Photoresist plug integration process flow for monolithic integration: (a) deposit TCO/CdS/CdTe stack and form P1 scribe lines, (b) cover the surface with photoresist and expose through the glass superstrate, (c) develop and rinse forming the photoresist plugs, form P2 scribe lines, deposit back contact, (d) form P3 scribe lines.

4.3.

Field Performance of Modules

CdTe is a relatively new PV product. Although indoor and outdoor stability tests of early modules and small systems have been carried out for many years, ^{42 , 43} deployment of commercial modules in relatively large fields has only about a 10-year history. While efforts are underway to increase the CdTe performance as measured under standard test conditions, it is also essential to model the behavior of these devices under real deployment conditions in various geographical locations.
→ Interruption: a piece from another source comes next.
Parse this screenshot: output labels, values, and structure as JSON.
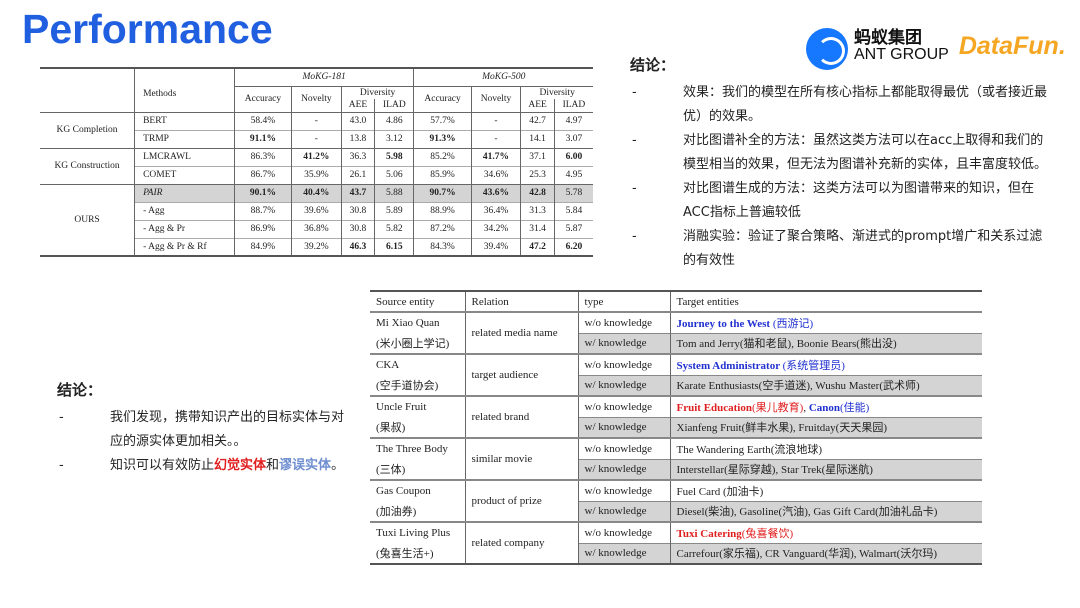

A recent indoor study of the effect of temperature on power output of modules showed a temperature coefficient of $-0.21\%/°\mathrm{C}$ for CdTe compared to $-0.45\%/°\mathrm{C}$ for Si. ⁴⁴ Another report on modules deployed outside in Spain showed an average temperature coefficient of $-0.35\%/°\mathrm{C}$ , which varied widely between summer and winter months ⁴⁵ due to the effect of solar spectrum variation on the energy yield of CdTe. ⁴⁶ In another outdoor study, ⁴⁷ the annual average daily yield of CdTe modules ( $\sim 5.4\mathrm{Wh}/\mathrm{Wp}$ ) was found to be somewhat higher than poly-Si modules ( $\sim 5.3\mathrm{Wh}/\mathrm{Wp}$ ) and the daily efficiency decreases were smaller for CdTe ( $\sim 5.4\%$ ) compared to poly-Si (7.6%) since modules operated mostly under high irradiation conditions. Janke and Strasser, ⁴⁸ however, could not confirm higher yields for CdTe modules in their measurements. Comparison of the DC performance loss rates for 12 different grid connected systems operated in Cyprus showed that the average annual performance loss rate for the CdTe modules of vintage 2006 was $\sim 2.3\%$ . ⁴⁹ It is clear that much more data is necessary to improve the models for predicting the energy yield of a CdTe system, especially since the technology itself has been continually changing and some of the results quoted above were obtained using old vintage modules. Other phenomena, such as transient effects in modules, ^{50 , 51} also need to be further studied.